Bárcena also saluted the inauguration of the National Commission on the 2030 Agenda and the Technical Committee, and underlined that so far 29 countries of Latin America and the Caribbean have institutional mechanisms for the implementation of the 2030 Agenda, 21 of which have presented at least one Voluntary National Review (VNR) at the UN High-Level Political Forum on Sustainable Development.

Honduras presented its review in 2017 and is currently preparing the second for 2020.

Bárcena shared a few of ECLAC’s projections regarding the fulfillment of the SDGs in the region by 2030: The goal of reducing the child mortality rate in children under age 5 has already been met; there has been a positive trend in the percentage of people using the internet; however, the goal of universal and equitable access to potable water at an affordable price for all will not be met; the trend in access to secondary education is not sufficient for all boys and girls to finish the level on time by 2030; and the positive trend in the lower percentage of malnutrition has stopped.

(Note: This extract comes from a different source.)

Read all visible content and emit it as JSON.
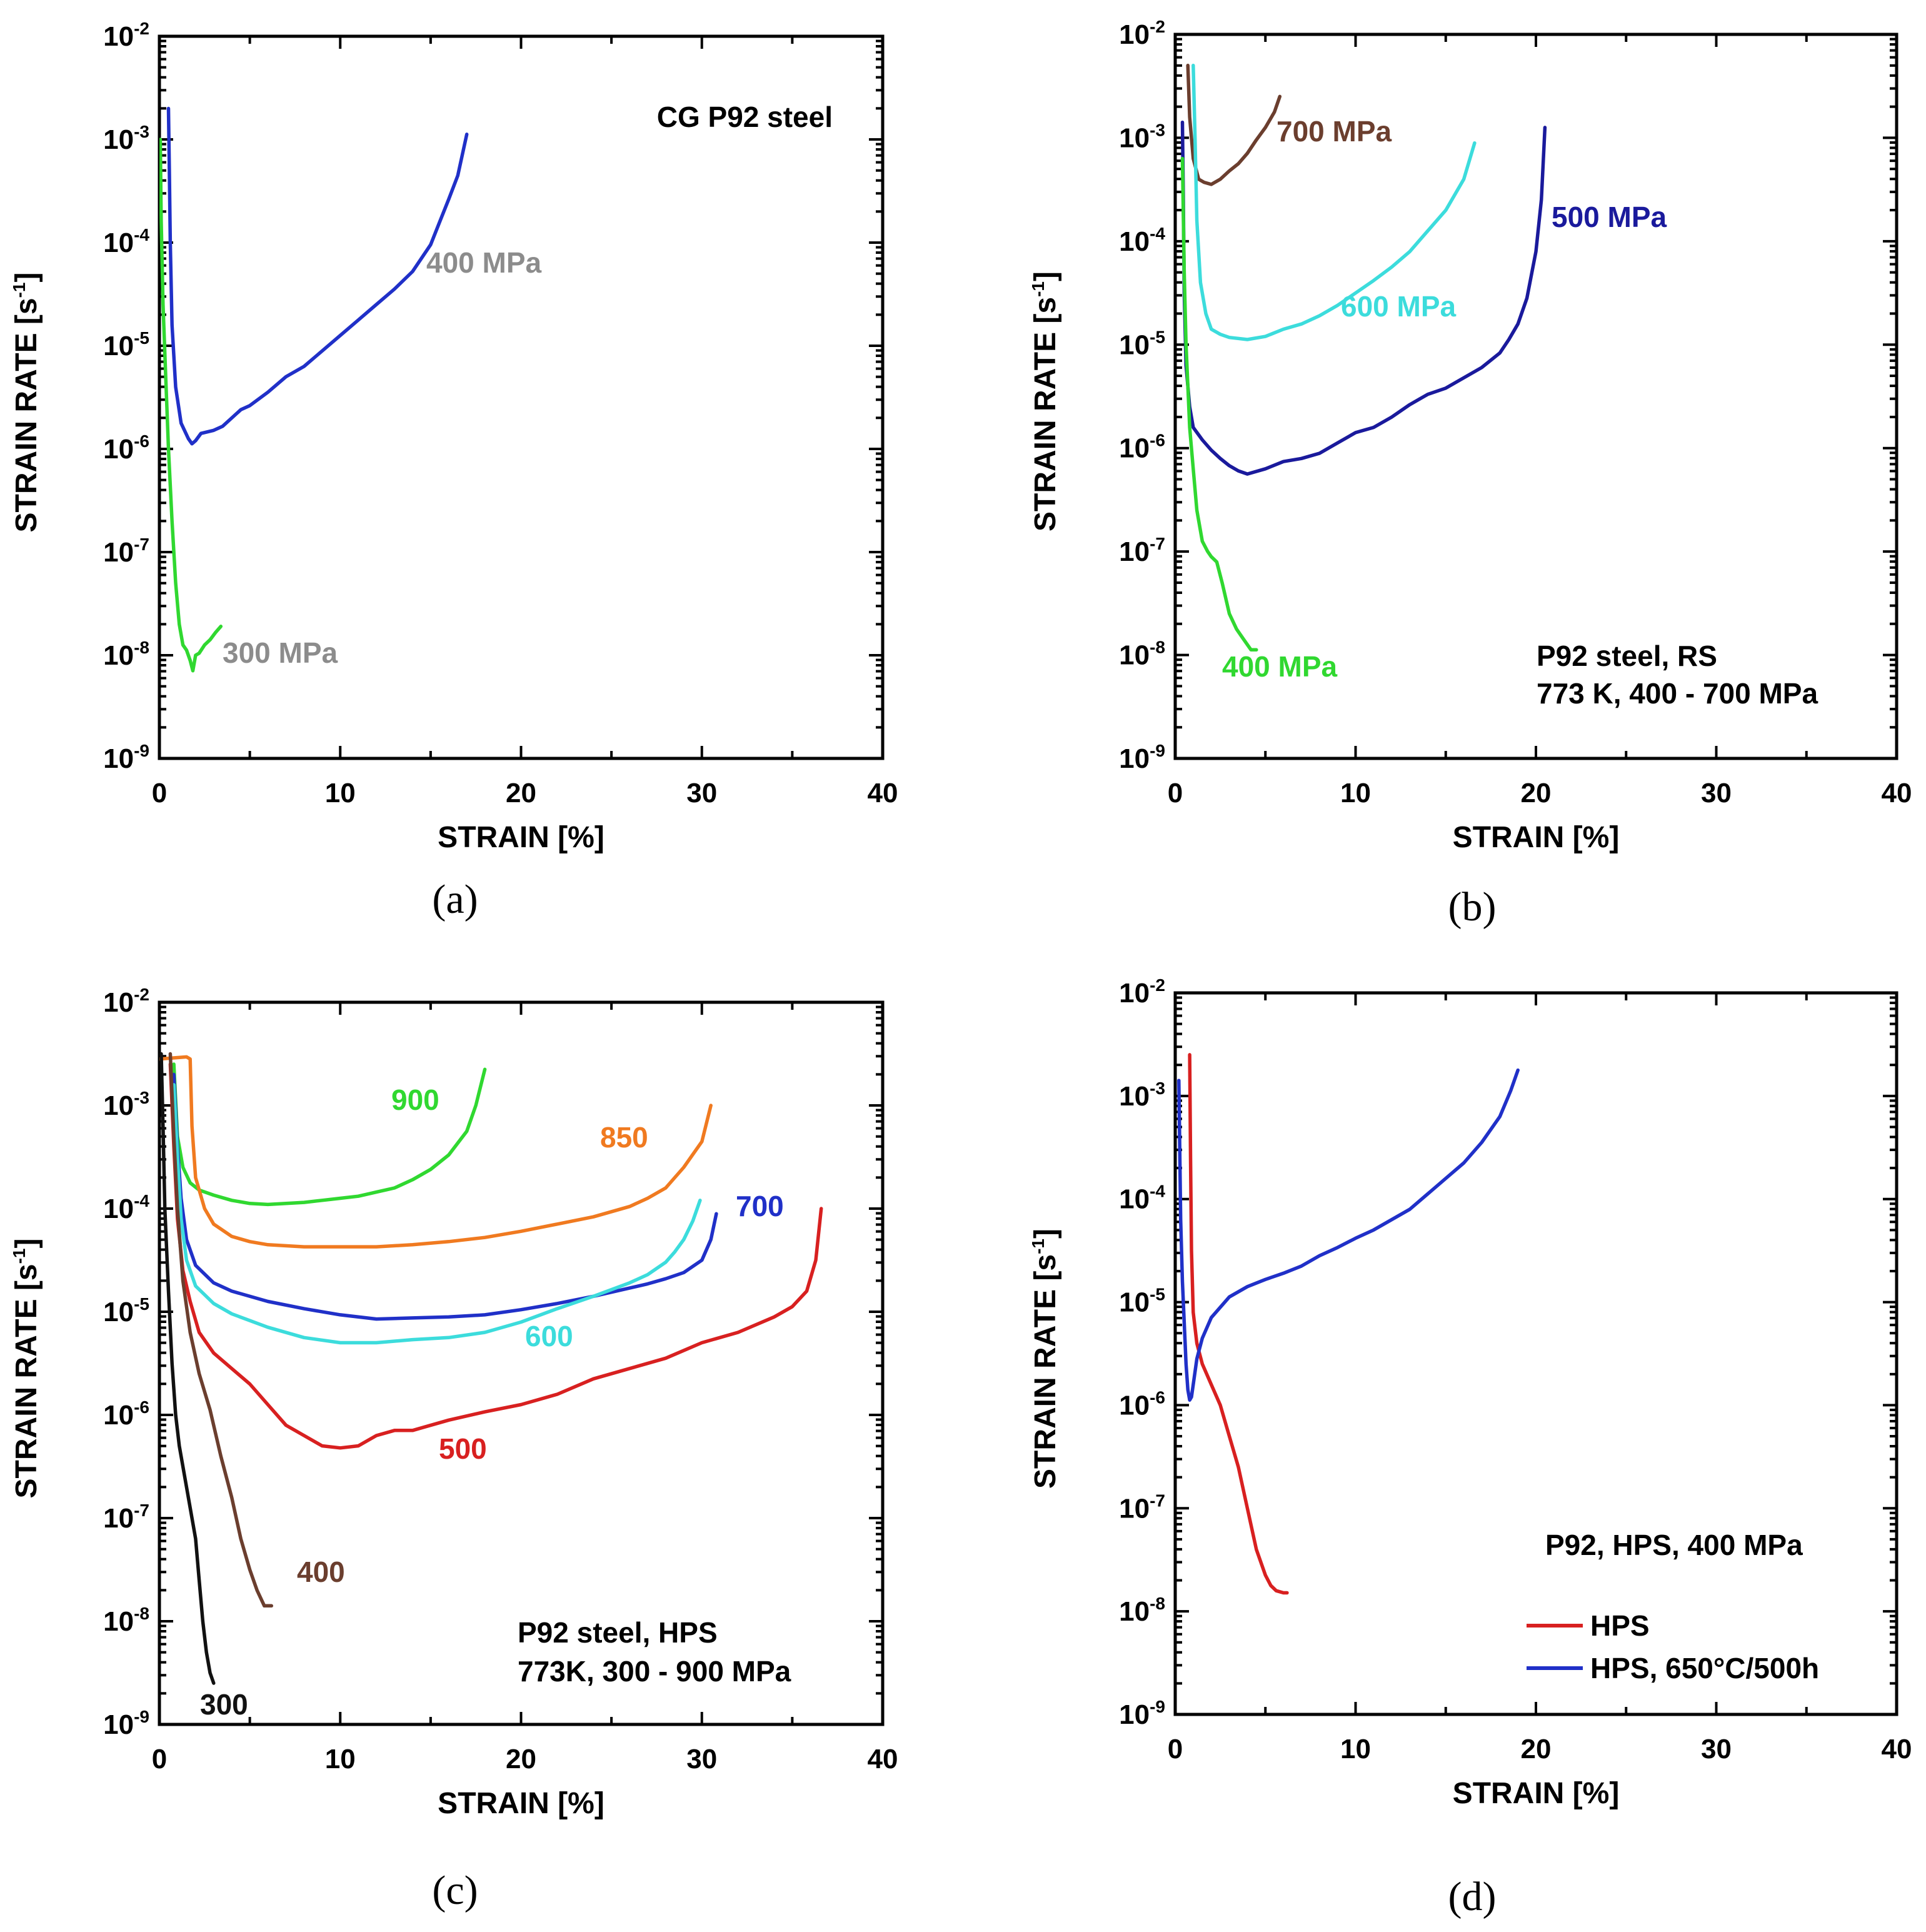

Meanwhile, current economic and distributive performance in the region is not enough to eliminate extreme poverty, underscored Bárcena, who was accompanied during her visit by Igor Garafulic, the UN Representative in Honduras.

On the afternoon of Wednesday 24, ECLAC’s Executive Secretary also met in Tegucigalpa with representatives of the Honduran Council of Private Enterprise (COHEP), with whom she debated the importance and benefits of involvement in the implementation of the 2030 Agenda.

Alicia Bárcana gave a presentation to the business representatives entitled “Agenda 2030: compacts for a sustainable future,” in which she delivered a current social-economic balance for the region and how the 2030 Agenda offers a roadmap for advancing toward a new development style that puts equality at the core.

“The 2030 Agenda is an opportunity to transform business models. It is about going beyond ‘corporate social responsibility’ to integrate the principles of sustainability into corporate culture and drive new sectors with greater competitiveness. Inequality, climate change, disorderly urbanization, violence and social insecurity conspire against the competitiveness of companies,” she stated.